Relembrando esse fato divertido, não obviamente para o seu personagem principal, recordo-me da história do Wantring. Certa feita, o dito senhor, morador de Santa Tereza, no caminho de Rio do Sul, foi até essa cidade para fechar as contas da safra de fumo. Feitos os devidos cálculos, recebido o que lhe era devido, saiu da Companhia Souza Cruz, com uma razoável importância em dinheiro no bolso, resultado de toda a feria de um ano de duro trabalho nas estufas e roças. Mal saíra, já com planos diversos de como gastar o dinheiro,foi abordado por um senhor apessoado e bem vestido, mostrando-se ansioso, que lhe perguntou se saberia de alguém que estivesse interessado na compra de uma máquina de fazer dinheiro.

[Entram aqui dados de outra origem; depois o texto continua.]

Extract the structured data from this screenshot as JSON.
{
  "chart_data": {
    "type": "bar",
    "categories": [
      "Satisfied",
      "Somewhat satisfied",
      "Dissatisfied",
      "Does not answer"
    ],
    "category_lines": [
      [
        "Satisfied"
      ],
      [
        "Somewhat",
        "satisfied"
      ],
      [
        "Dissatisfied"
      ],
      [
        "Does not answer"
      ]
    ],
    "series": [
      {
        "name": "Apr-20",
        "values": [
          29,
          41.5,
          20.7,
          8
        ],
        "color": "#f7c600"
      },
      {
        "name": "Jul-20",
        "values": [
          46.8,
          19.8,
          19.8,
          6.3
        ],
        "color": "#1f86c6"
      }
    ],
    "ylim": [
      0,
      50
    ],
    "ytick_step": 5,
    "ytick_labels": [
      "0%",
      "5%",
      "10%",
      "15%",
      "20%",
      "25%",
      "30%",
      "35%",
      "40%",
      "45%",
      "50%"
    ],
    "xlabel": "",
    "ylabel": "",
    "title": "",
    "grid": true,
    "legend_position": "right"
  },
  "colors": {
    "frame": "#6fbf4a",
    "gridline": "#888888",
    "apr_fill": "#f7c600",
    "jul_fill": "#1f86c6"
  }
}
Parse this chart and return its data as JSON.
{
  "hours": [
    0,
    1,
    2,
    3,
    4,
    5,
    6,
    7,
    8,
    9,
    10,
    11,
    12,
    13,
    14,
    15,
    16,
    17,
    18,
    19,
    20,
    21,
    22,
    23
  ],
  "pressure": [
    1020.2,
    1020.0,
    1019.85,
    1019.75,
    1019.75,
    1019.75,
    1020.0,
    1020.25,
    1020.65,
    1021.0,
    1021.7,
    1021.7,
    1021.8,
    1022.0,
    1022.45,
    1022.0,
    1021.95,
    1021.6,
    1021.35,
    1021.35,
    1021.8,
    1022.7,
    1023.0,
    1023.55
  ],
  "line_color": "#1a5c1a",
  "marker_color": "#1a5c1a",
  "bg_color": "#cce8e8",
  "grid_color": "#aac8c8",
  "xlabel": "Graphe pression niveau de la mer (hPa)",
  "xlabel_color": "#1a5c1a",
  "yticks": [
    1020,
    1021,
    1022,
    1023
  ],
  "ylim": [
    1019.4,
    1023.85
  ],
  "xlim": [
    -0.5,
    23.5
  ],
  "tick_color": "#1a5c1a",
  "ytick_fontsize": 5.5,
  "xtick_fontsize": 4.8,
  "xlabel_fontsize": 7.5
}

Tomado de surpresa, comentou que isso não existia, mas o desconhecido lhe afirmou categoricamente que tinha uma, mas como iria sair em viagem, não poderia levá-la junto, já que tal atividade, obviamente era clandestina e ilegal. Estaria disposto a vendê-la por uma módica soma. O Sr. Wantring, tomado pela ambição, mencionou que gostaria de ver a máquina, e assim foi levado até um lugar escondido, onde o "industrial" lhe mostrou a maquininha. Coisa maluca ... Colocava-se um papelzinho do tamanho de uma nota de dinheiro, em uma abertura da máquina, movia-se a manivela, e o "milagre" acontecia: do outro lado saia uma notinha novinha de sei lá, 500 mil reis, ou o que fosse na época.

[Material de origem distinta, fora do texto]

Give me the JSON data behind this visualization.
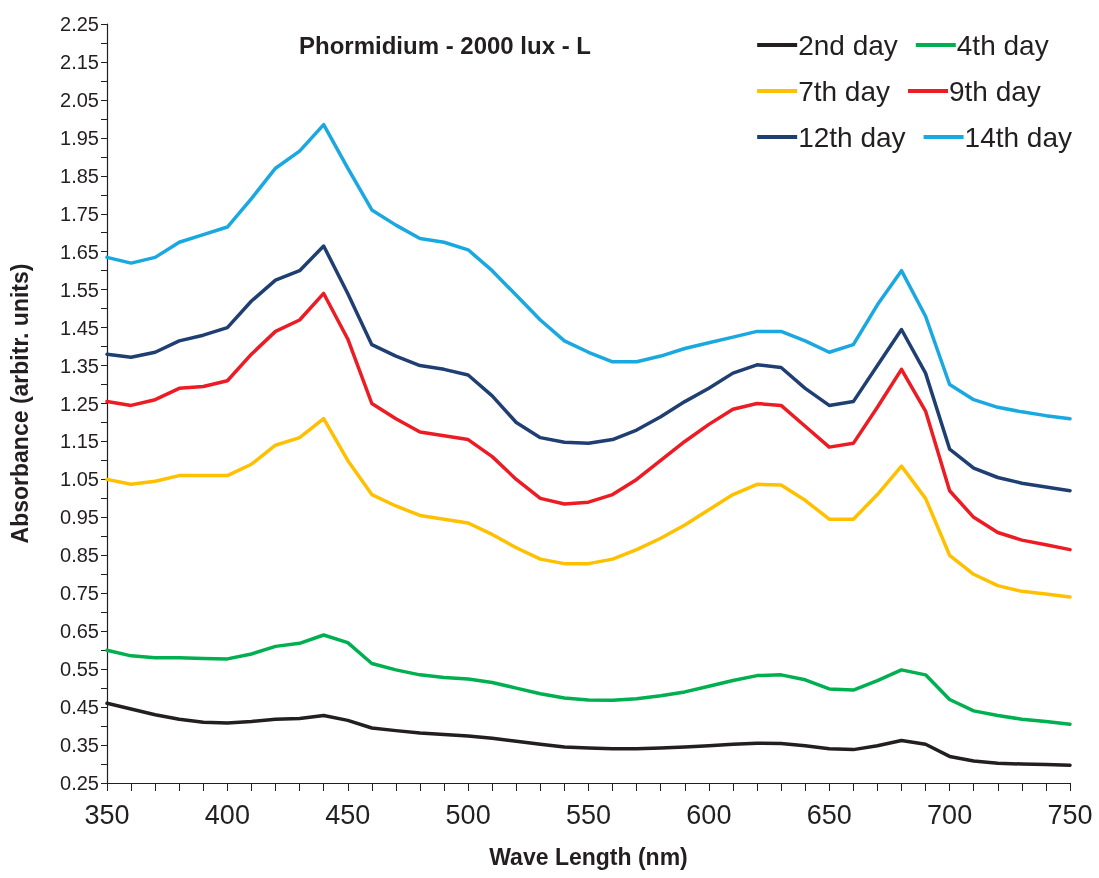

O dono da máquina por duas ou três vezes repetiu a façanha, e de cada vez a geringonça fazia surgir, pela abertura adequada, nova "pelega", estalando de nova, tinta brilhando. Movido pela curiosidade e ambição, quis o Sr. Wantring, ele mesmo, acionar a máquina no que foi prontamente atendido. Moveu a manivela, e nova notinha de 500 mil réis …
Olhos deslumbrados, perguntou o preço e ficou bastante surpreso que o custo cabia perfeitamente em seu orçamento ... Era exatamente o valor que havia acabado de receber pelo ano inteiro de labuta no plantio, colheita e secagem do fumo.
Comprou a máquina, mas com a advertência de cuidados para que nenhum estranho soubesse que era proprietário de tal maravilha, e só fazê-la funcionar em casa, para evitar problemas com a polícia. Voltou a casa sorrindo, imaginando já como coisas do passado, as estufas, as enxadas e o trabalho árduo de agricultor, e deleitando-se com projetos de aquisições sem fim, pois a maquininha era mesmo fantástica.
Chegando ao lar, convocou mulher e filhos e deu-lhes a grata notícia: aqui nesta casa, ninguém mais vai precisar trabalhar de hoje em diante. Tirou do saco a máquina de dinheiro, pô-la sobre a mesa, e depois de dizer aos boquiabertos familiares, do que se tratava, colocou um papelzinho na entrada da máquina e girou com solenidade a manivela ... e eis que sai uma nota novinha de 500 do outro lado, para espanto e alegria de todos.
Novo papelzinho e novo giro na manivela e eis o espanto... o papelzinho sai em branco... Talvez faltasse tinta...
Como se tratava de um aparelho fácil de abrir, fê-lo, descobrindo que nada havia no interior que pudesse pintar um papel transformando em dinheiro.
Apavorado, teve como primeira idéia, chamar a polícia, do que foi prontamente dissuadido pelos circunstantes, já que ter uma máquina de fazer dinheiro em casa, era uma coisa altamente suspeita e ilegal. Afinal, ele não era a Casa da Moeda. Convicto que de boca fechada devia absorver em segredo o incrível prejuízo - um ano de safra de fumo, - não sem grandes dores e desapontamentos, tomou da máquina famigerada e lançou-a num poço do rio Itajaí do Sul.
O assunto veio ao conhecimento da cidade, obviamente algum dos garotos da família não soubera guardar o segredo, e assim, todos conheciam a aventura, a ponto de sempre que as finanças andavam meio apertadas, dizerem gracejando: - Sou obrigado a pegar a tarrafa e dar umas tarrafadas no poço lá em Santa Tereza, prá ver se consigo apanhar a máquina do Wantring. É a única forma de me safar …
Transcrição na íntegra:
Dr. Fernando Böing em “Homenagem a Ituporanga”, organizado por Nilson José Boeing, editora Nova Letra, 2012, pág. 62-64.